RedSage-Qwen3-8B-Base is an 8 billion parameter Large Language Model (LLM) developed by RISys-Lab, specifically engineered for the cybersecurity domain. This model represents the second stage of the RedSage pre-training pipeline, building upon a broader pre-training stage by undergoing Targeted Pre-Training on approximately 850 million tokens of high-quality, curated cybersecurity resources.
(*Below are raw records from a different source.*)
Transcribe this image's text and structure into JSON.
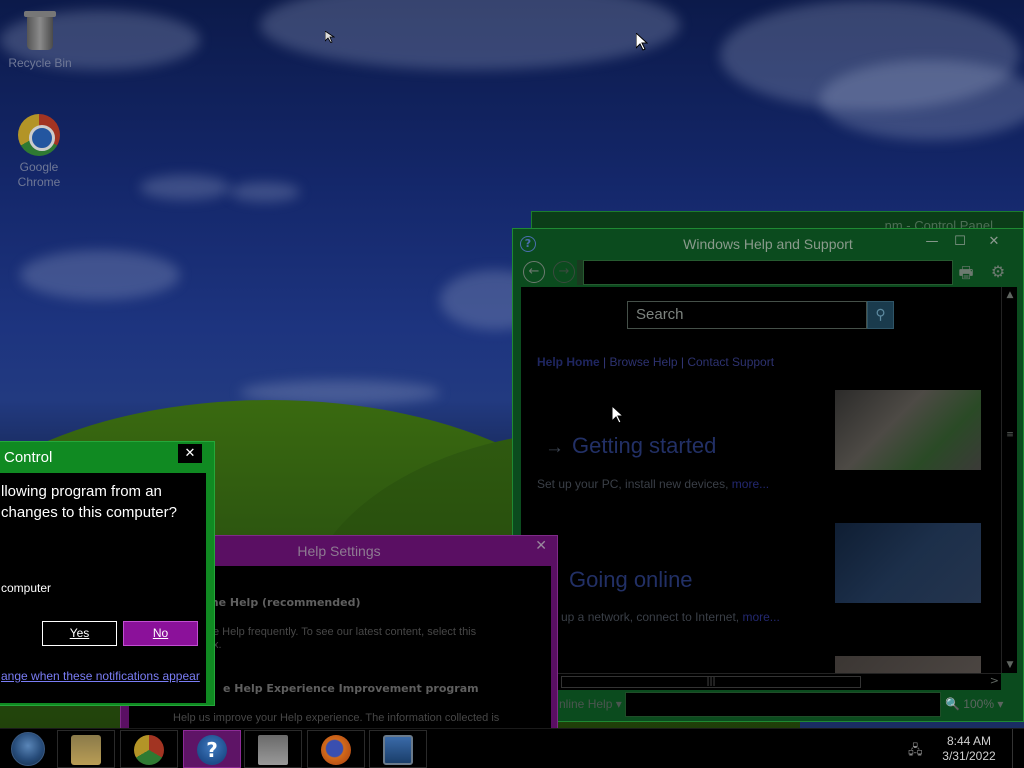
{
  "desktop": {
    "icons": [
      {
        "label": "Recycle Bin"
      },
      {
        "label": "Google Chrome"
      }
    ]
  },
  "control_panel": {
    "title": "nm - Control Panel"
  },
  "help_window": {
    "title": "Windows Help and Support",
    "search_placeholder": "Search",
    "links": {
      "home": "Help Home",
      "sep": "|",
      "browse": "Browse Help",
      "contact": "Contact Support"
    },
    "sections": [
      {
        "title": "Getting started",
        "desc": "Set up your PC, install new devices,",
        "more": "more..."
      },
      {
        "title": "Going online",
        "desc": "up a network, connect to Internet,",
        "more": "more..."
      }
    ],
    "status": {
      "online_help": "nline Help",
      "zoom": "100%"
    },
    "icons": {
      "help": "?",
      "back": "←",
      "forward": "→",
      "print": "🖶",
      "gear": "⚙",
      "search": "⚲",
      "minimize": "—",
      "maximize": "☐",
      "close": "✕",
      "arrow_up": "▲",
      "arrow_down": "▼",
      "arrow_right": ">",
      "scroll_grip": "|||",
      "vscroll_grip": "≡",
      "dropdown": "▾",
      "zoom": "🔍"
    }
  },
  "help_settings": {
    "title": "Help Settings",
    "close": "✕",
    "option1_heading": "ine Help (recommended)",
    "option1_text_line1": "e Help frequently. To see our latest content, select this",
    "option1_text_line2": "x.",
    "option2_heading": "e Help Experience Improvement program",
    "option2_text": "Help us improve your Help experience. The information collected is"
  },
  "uac": {
    "title": "Control",
    "close": "✕",
    "question_line1": "llowing program from an",
    "question_line2": "changes to this computer?",
    "computer_text": "computer",
    "yes_label": "Yes",
    "no_label": "No",
    "link": "ange when these notifications appear"
  },
  "taskbar": {
    "clock_time": "8:44 AM",
    "clock_date": "3/31/2022",
    "help_glyph": "?",
    "network": "🖧"
  }
}
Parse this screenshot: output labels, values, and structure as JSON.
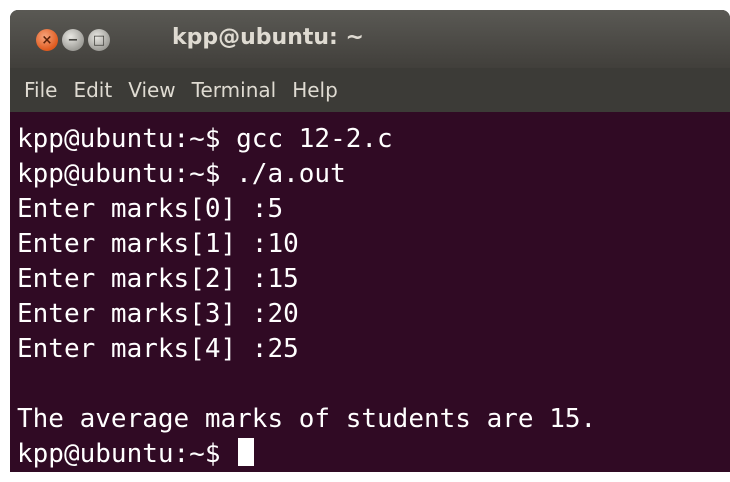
{
  "window": {
    "title": "kpp@ubuntu: ~"
  },
  "titlebar_buttons": {
    "close_glyph": "×",
    "minimize_glyph": "−",
    "maximize_glyph": "□"
  },
  "menu": {
    "items": [
      "File",
      "Edit",
      "View",
      "Terminal",
      "Help"
    ]
  },
  "terminal": {
    "lines": [
      "kpp@ubuntu:~$ gcc 12-2.c",
      "kpp@ubuntu:~$ ./a.out",
      "Enter marks[0] :5",
      "Enter marks[1] :10",
      "Enter marks[2] :15",
      "Enter marks[3] :20",
      "Enter marks[4] :25",
      "",
      "The average marks of students are 15."
    ],
    "prompt": "kpp@ubuntu:~$ "
  },
  "colors": {
    "terminal_background": "#300a24",
    "terminal_text": "#ffffff",
    "titlebar": "#3c3b37",
    "close_button": "#e05a1e"
  }
}
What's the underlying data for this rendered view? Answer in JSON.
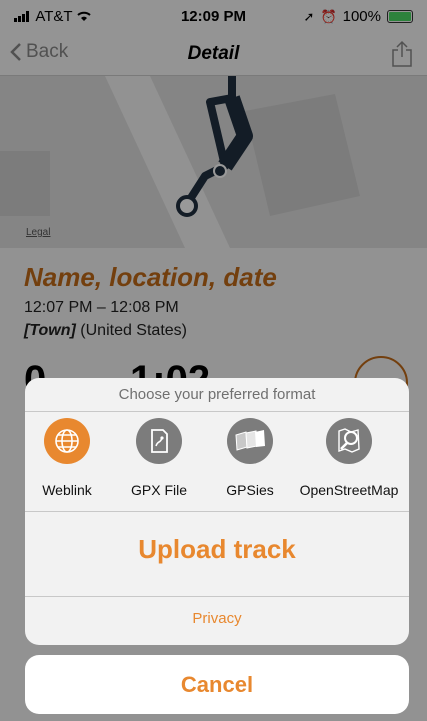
{
  "status_bar": {
    "carrier": "AT&T",
    "time": "12:09 PM",
    "battery": "100%"
  },
  "nav": {
    "back_label": "Back",
    "title": "Detail"
  },
  "map": {
    "legal": "Legal"
  },
  "track": {
    "title": "Name, location, date",
    "time_range": "12:07 PM – 12:08 PM",
    "town": "[Town]",
    "country": "(United States)",
    "stat_1": "0",
    "stat_2": "1:02"
  },
  "sheet": {
    "title": "Choose your preferred format",
    "formats": [
      {
        "label": "Weblink",
        "icon": "globe-icon",
        "active": true
      },
      {
        "label": "GPX File",
        "icon": "file-icon",
        "active": false
      },
      {
        "label": "GPSies",
        "icon": "maps-icon",
        "active": false
      },
      {
        "label": "OpenStreetMap",
        "icon": "osm-magnifier-icon",
        "active": false
      }
    ],
    "upload_label": "Upload track",
    "privacy_label": "Privacy",
    "cancel_label": "Cancel"
  },
  "colors": {
    "accent": "#e8882f",
    "title_orange": "#c06a18",
    "icon_gray": "#7c7c7c"
  }
}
Key Capabilities & Training

  • Domain Specialization: Deeply trained on RedSage-Seed (150M tokens) and RedSage-Dump (700M tokens), covering general concepts, frameworks (MITRE ATT&CK, CAPEC, CWE, OWASP), offensive security skills, and tool manuals (Kali Linux, CLI tools).
  • Enhanced Performance: Achieves a Macro Average of 85.05% on RedSage-Bench and a mean of 84.56% on external cybersecurity benchmarks (5-shot), demonstrating significant improvements over the general-purpose Qwen3-8B-Base in cybersecurity-specific tasks.
  • Base Model: This is a pre-trained base model, not instruction-tuned or aligned, making it suitable as a foundation for further fine-tuning or for research into domain adaptation.

Intended Use Cases

  • Fine-tuning: Ideal as a robust foundation for developing specialized models for downstream cybersecurity tasks like incident response or malware analysis.
  • Research: Valuable for investigating the impact of curated domain-specific data versus web-scale data in LLM adaptation.
  • Completion: Effective for code completion and technical writing within cybersecurity contexts.